The interest rate at which the “government” lends to banks is part of an emergency loan program that the Federal Reserve uses to prevent runs on banks. The 0.75 percent rate is actually a penalty rate, about three times higher than what banks charge each other in the market. Banks rarely use it, and lose money when they do. Lastly, the Federal Reserve is not part of the government, nor is it controlled by it; it is an independent entity. Therefore, the “government” does not lend to banks at 0.75 percent.

A government cash cow?

What about Senator Warren’s claim that the government makes money off loans to low-income students? Senator Warren is not telling the whole story here either. She points to figures that the non-partisan Congressional Budget Office says “do not provide a comprehensive measure of what federal credit programs actually cost the government and, by extension, taxpayers.” In fact, when the budget office “accounts more fully… for the cost of the risk the government takes on when issuing loans,” it reports that Subsidized Stafford loans – those made to low-income students – cost taxpayers $12 for every $100 lent out, or $3.5 billion per year. If the loans cost $3.5 billion a year when the government charges a 6.8 percent interest rate, cutting the rate to 0.75 percent would more than triple that cost.

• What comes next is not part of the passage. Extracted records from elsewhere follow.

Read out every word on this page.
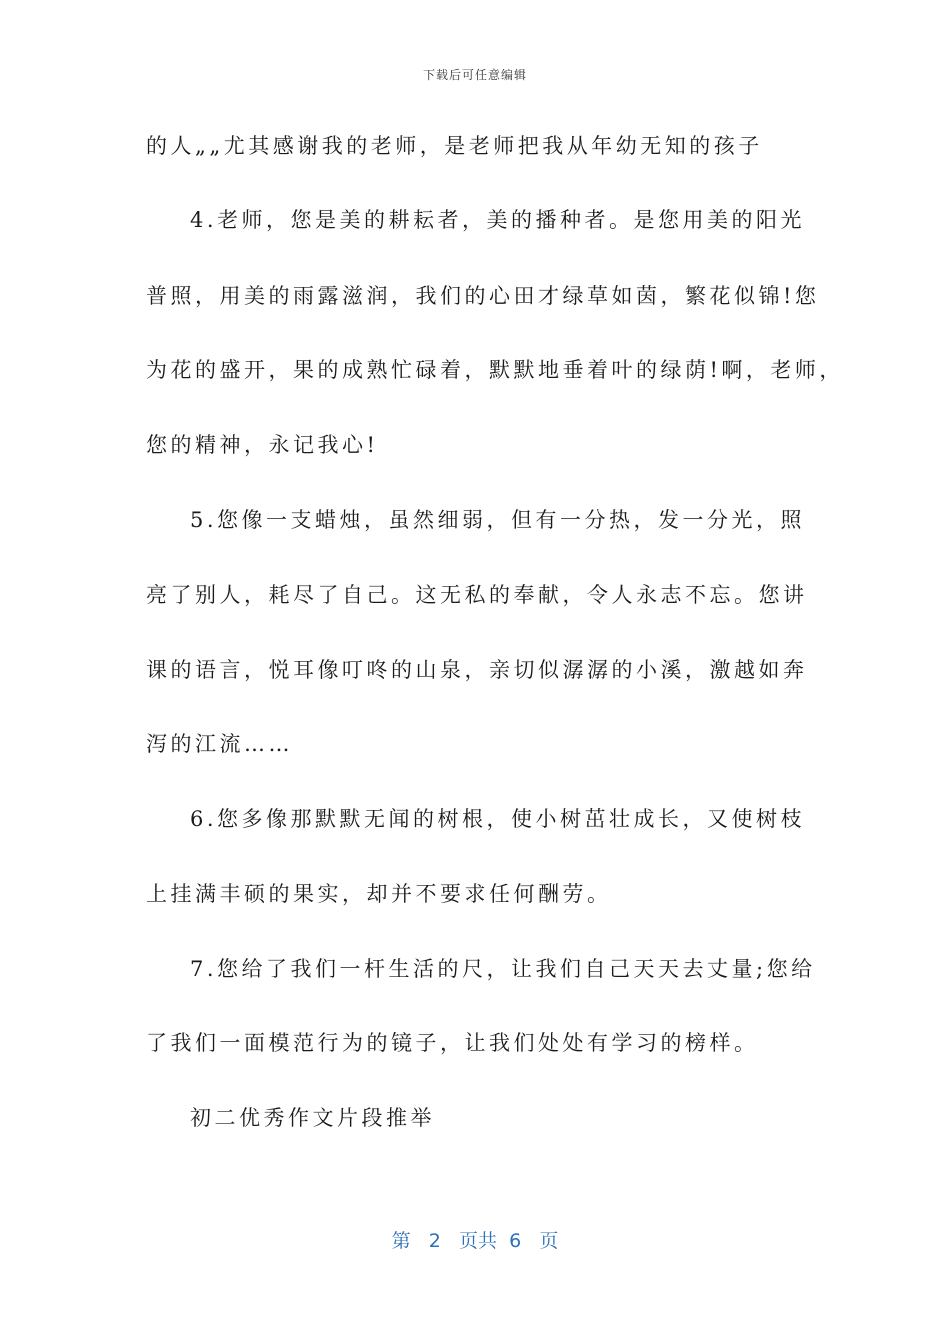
下载后可任意编辑
的人„„尤其感谢我的老师，是老师把我从年幼无知的孩子
4.老师，您是美的耕耘者，美的播种者。是您用美的阳光
普照，用美的雨露滋润，我们的心田才绿草如茵，繁花似锦!您
为花的盛开，果的成熟忙碌着，默默地垂着叶的绿荫!啊，老师，
您的精神，永记我心!
5.您像一支蜡烛，虽然细弱，但有一分热，发一分光，照
亮了别人，耗尽了自己。这无私的奉献，令人永志不忘。您讲
课的语言，悦耳像叮咚的山泉，亲切似潺潺的小溪，激越如奔
泻的江流……
6.您多像那默默无闻的树根，使小树茁壮成长，又使树枝
上挂满丰硕的果实，却并不要求任何酬劳。
7.您给了我们一杆生活的尺，让我们自己天天去丈量;您给
了我们一面模范行为的镜子，让我们处处有学习的榜样。
初二优秀作文片段推举
第 2 页共 6 页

The claim that the government makes money on these loans is even more dubious given that the Department of Education estimates that 23 percent of the Subsidized Stafford loans it makes this year will default. That puts it among the riskiest loan programs that the federal government runs. By comparison, about 7 percent of the loans under the Federal Housing Administration mortgage program are expected to default. That program provides loans to high-risk borrowers who do not qualify for a traditional mortgage because they lack the savings, income or credit history.

To be sure, the student loan program should serve high-risk borrowers. By their nature, students generally do not have collateral, earnings or credit histories. But when nearly a quarter of the loans are expected to default, charging a 6.8 percent interest rate is hardly the usury Senator Warren suggests. A non-profit credit union would charge at least double that rate.

There is a better solution

Let’s say Senator Warren is right that students are being crushed by debt. Even so, lawmakers need not cut interest rates to alleviate that burden. The government has a solution in place.

A program available now, called Pay As You Earn, allows the same borrowers who would be eligible for Senator Warren’s proposal to have their annual loan payments set at between 0% and 10% of their incomes, depending on their earnings and family size. That is, a borrower’s income – not the interest rate – dictates the payment, and it is always an affordable share of his income, never exceeding 10 percent annually. The program also guarantees that no one has to pay beyond 20 years. No matter how much a student borrows, or the interest rate, the loans are forgiven at that point.

Too few borrowers are aware of the Pay As You Earn program, however, and others struggle to enroll due to administrative hurdles. If Senator Warren were serious about easing students’ debt burdens, her first legislative proposal would have addressed those issues. Instead, she gave students a crash course on the Federal Reserve’s discount window and false hope that they will be able to borrow from it. Those students would be much better off learning about Pay As You Earn.

Jason Delisle is Director of the Federal Education Budget Project at the New America Foundation.